Zur Bewältigung einiger dieser Probleme wurden gemeinsame Arbeitsgruppen eingerichtet, die sich mit Terrorismusbekämpfung, Afghanistan-Fragen und Grenzsicherheit befassen. Der Mechanismus auf der Ebene der nationalen Sicherheitsberater (NSA) zieht regelmäßig Bilanz über die Zusammenarbeit. Es werden Informationen über Terrorismusbekämpfung, Terrornetzwerke, Drogenhandelsrouten und Radikalisierungsmuster diskutiert. Das letzte Treffen im Rahmen der NSA (Oktober 2025, Bischkek) war der Cybersicherheit, künstlicher Intelligenz und anderen neuen und aufstrebenden Technologien gewidmet. Die Zusammenarbeit im Bereich Verteidigung und Sicherheit wird durch die Ausbildung von Militärangehörigen aus der Region sowie durch Militärübungen wie KAZIND und DUSTLIK gestärkt.

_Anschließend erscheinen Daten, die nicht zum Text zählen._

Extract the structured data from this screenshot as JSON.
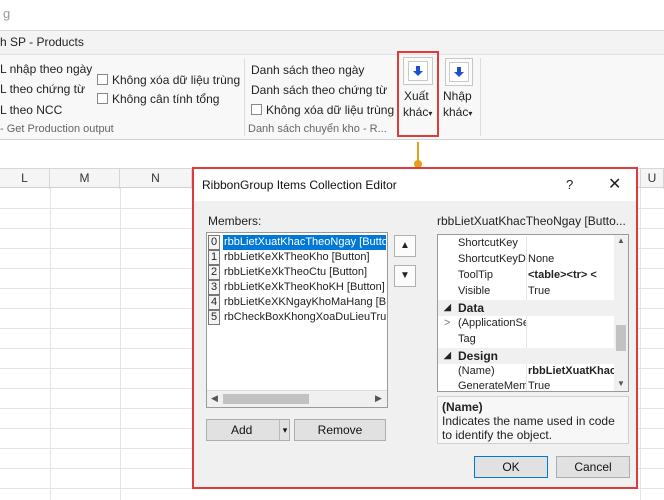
{
  "ribbon": {
    "top_faded_text": "g",
    "tab_text": "h SP - Products",
    "group1": {
      "items": [
        "L nhập theo ngày",
        "L theo chứng từ",
        "L theo NCC"
      ],
      "label": "- Get Production output"
    },
    "group2": {
      "checkboxes": [
        "Không xóa dữ liệu trùng",
        "Không cân tính tổng"
      ]
    },
    "group3": {
      "items": [
        "Danh sách theo ngày",
        "Danh sách theo chứng từ"
      ],
      "checkbox": "Không xóa dữ liệu trùng",
      "label": "Danh sách chuyển kho - R..."
    },
    "xuat_button": {
      "line1": "Xuất",
      "line2": "khác"
    },
    "nhap_button": {
      "line1": "Nhập",
      "line2": "khác"
    }
  },
  "grid": {
    "columns": [
      "L",
      "M",
      "N",
      "U"
    ]
  },
  "dialog": {
    "title": "RibbonGroup Items Collection Editor",
    "help_glyph": "?",
    "close_glyph": "✕",
    "members_label": "Members:",
    "members": [
      {
        "index": "0",
        "name": "rbbLietXuatKhacTheoNgay [Button]"
      },
      {
        "index": "1",
        "name": "rbbLietKeXkTheoKho [Button]"
      },
      {
        "index": "2",
        "name": "rbbLietKeXkTheoCtu [Button]"
      },
      {
        "index": "3",
        "name": "rbbLietKeXkTheoKhoKH [Button]"
      },
      {
        "index": "4",
        "name": "rbbLietKeXKNgayKhoMaHang [Button]"
      },
      {
        "index": "5",
        "name": "rbCheckBoxKhongXoaDuLieuTrung"
      }
    ],
    "selected_member": 0,
    "up_arrow": "▲",
    "down_arrow": "▼",
    "add_label": "Add",
    "add_dropdown": "▾",
    "remove_label": "Remove",
    "properties_title": "rbbLietXuatKhacTheoNgay [Butto...",
    "properties": [
      {
        "kind": "prop",
        "name": "ShortcutKey",
        "value": ""
      },
      {
        "kind": "prop",
        "name": "ShortcutKeyDisplayString",
        "value": "None"
      },
      {
        "kind": "prop",
        "name": "ToolTip",
        "value": "<table><tr> <"
      },
      {
        "kind": "prop",
        "name": "Visible",
        "value": "True"
      },
      {
        "kind": "cat",
        "name": "Data",
        "toggle": "◢"
      },
      {
        "kind": "prop",
        "name": "(ApplicationSettings)",
        "value": "",
        "expander": ">"
      },
      {
        "kind": "prop",
        "name": "Tag",
        "value": ""
      },
      {
        "kind": "cat",
        "name": "Design",
        "toggle": "◢"
      },
      {
        "kind": "prop",
        "name": "(Name)",
        "value": "rbbLietXuatKhacTheoNgay",
        "bold": true
      },
      {
        "kind": "prop",
        "name": "GenerateMember",
        "value": "True"
      }
    ],
    "description": {
      "title": "(Name)",
      "text": "Indicates the name used in code to identify the object."
    },
    "ok_label": "OK",
    "cancel_label": "Cancel"
  }
}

Das wachsende Präsenz der Indien feindlichen China und Türkei in Zentralasien zusammen mit ihren Verbindungen zu Pakistan schafft reale und potenzielle Probleme für Neu-Delhi. Die Führer Zentralasiens versuchen, eine kollektive Verhandlungsposition zu entwickeln, um hegemoniale Einflüsse entgegenzuwirken und ihren geostrategischen Vorteil auf der Grundlage strategischer Autonomie zu nutzen. Sie sehen in der Zusammenarbeit mit Indien, das über umfangreiche Erfahrung in Fragen strategischer Autonomie und multilateraler Zusammenarbeit verfügt, eine wichtige Alternative.

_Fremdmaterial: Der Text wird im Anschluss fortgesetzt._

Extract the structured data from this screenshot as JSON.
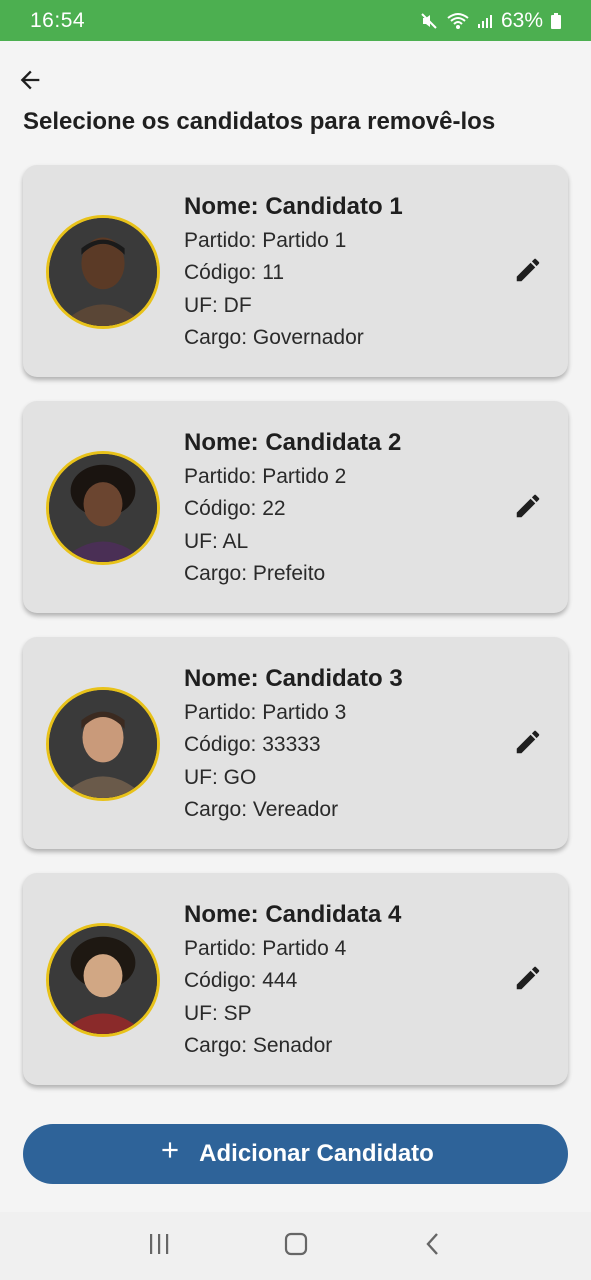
{
  "status": {
    "time": "16:54",
    "battery": "63%"
  },
  "header": {
    "title": "Selecione os candidatos para removê-los"
  },
  "candidates": [
    {
      "name": "Nome: Candidato 1",
      "party": "Partido: Partido 1",
      "code": "Código: 11",
      "state": "UF: DF",
      "role": "Cargo: Governador"
    },
    {
      "name": "Nome: Candidata 2",
      "party": "Partido: Partido 2",
      "code": "Código: 22",
      "state": "UF: AL",
      "role": "Cargo: Prefeito"
    },
    {
      "name": "Nome: Candidato 3",
      "party": "Partido: Partido 3",
      "code": "Código: 33333",
      "state": "UF: GO",
      "role": "Cargo: Vereador"
    },
    {
      "name": "Nome: Candidata 4",
      "party": "Partido: Partido 4",
      "code": "Código: 444",
      "state": "UF: SP",
      "role": "Cargo: Senador"
    }
  ],
  "actions": {
    "add_label": "Adicionar Candidato"
  },
  "colors": {
    "status_bar": "#4caf50",
    "card_bg": "#e2e2e2",
    "avatar_border": "#e8c21a",
    "primary_button": "#2e6399"
  },
  "icons": {
    "back": "arrow-left-icon",
    "edit": "pencil-icon",
    "add": "plus-icon",
    "nav_recent": "recent-apps-icon",
    "nav_home": "home-icon",
    "nav_back": "chevron-left-icon"
  }
}
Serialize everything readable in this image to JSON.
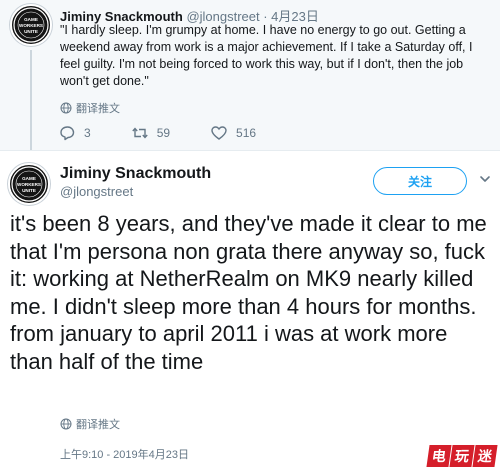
{
  "reply_tweet": {
    "author_name": "Jiminy Snackmouth",
    "author_meta": "@jlongstreet · 4月23日",
    "text": "\"I hardly sleep. I'm grumpy at home. I have no energy to go out. Getting a weekend away from work is a major achievement. If I take a Saturday off, I feel guilty. I'm not being forced to work this way, but if I don't, then the job won't get done.\"",
    "translate_label": "翻译推文",
    "replies": "3",
    "retweets": "59",
    "likes": "516",
    "avatar_text": "GAME WORKERS UNITE"
  },
  "main_tweet": {
    "author_name": "Jiminy Snackmouth",
    "author_handle": "@jlongstreet",
    "follow_label": "关注",
    "text": "it's been 8 years, and they've made it clear to me that I'm persona non grata there anyway so, fuck it: working at NetherRealm on MK9 nearly killed me. I didn't sleep more than 4 hours for months. from january to april 2011 i was at work more than half of the time",
    "translate_label": "翻译推文",
    "timestamp": "上午9:10 - 2019年4月23日",
    "avatar_text": "GAME WORKERS UNITE"
  },
  "watermark": [
    "电",
    "玩",
    "迷"
  ],
  "colors": {
    "accent": "#1da1f2",
    "muted": "#657786",
    "watermark": "#d51e2a"
  },
  "icons": [
    "globe-icon",
    "reply-icon",
    "retweet-icon",
    "like-icon",
    "chevron-down-icon"
  ]
}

Darüber hinaus konzentriert sich Indien auf den Aufbau digitaler und finanzieller Brücken und Netzwerke, die Zusammenarbeit im Bereich IKT durch Initiativen zur Entwicklung digitaler öffentlicher Infrastruktur, Gesundheitswesen und medizinische Diplomatie sowie auf das Programm "Gesundheit für alle" und Pharmazie, Bildung und Kapazitätsaufbau, Partnerschaften im Bereich E-Government, erneuerbare Energien und Zusammenarbeit im Weltraum. Kritische Mineralien sind ebenfalls von erheblichem Interesse. Der Austausch zwischen Menschen, öffentliche und kulturelle Diplomatie, einschließlich durch "Bollywood", sind zu Schlüsselwerkzeugen der Interaktion auf der Grundlage weicher Macht geworden.
Indiens Ansatz gegenüber Zentralasien ist durch strategische Interaktion gekennzeichnet, umsichtig, aber proaktiv, was im Kontext des Machtkampfes großer Mächte in der Region besonders bedeutsam ist. Obwohl die Rivalität in Zukunft zunehmen wird, stärkt Indien die Beziehungen zu Zentralasien durch Handel, Zusammenarbeit und Kapazitätsaufbau im Rahmen strategischer Autonomie und multilateraler Zusammenarbeit. Indien konsultiert auch Russland zu Fragen von gemeinsamem Interesse und berücksichtigt dessen Bedenken. Es gibt auch Gespräche über die Wiederbelebung des "Primakow-Dreiecks" - Russland, Indien und China (RIC). Doch die Interessen von RIC überschneiden sich in Zentralasien. Ob sie sich vereinen oder in Konflikt geraten, wird den Verlauf der Annäherung oder Trennung bestimmen. Alle Akteure, einschließlich Indien, streben danach, ihre Einflusshebel in der Region zu ihren Gunsten zu nutzen, aber ihre politisch-philosophischen Ansätze sind unterschiedlich.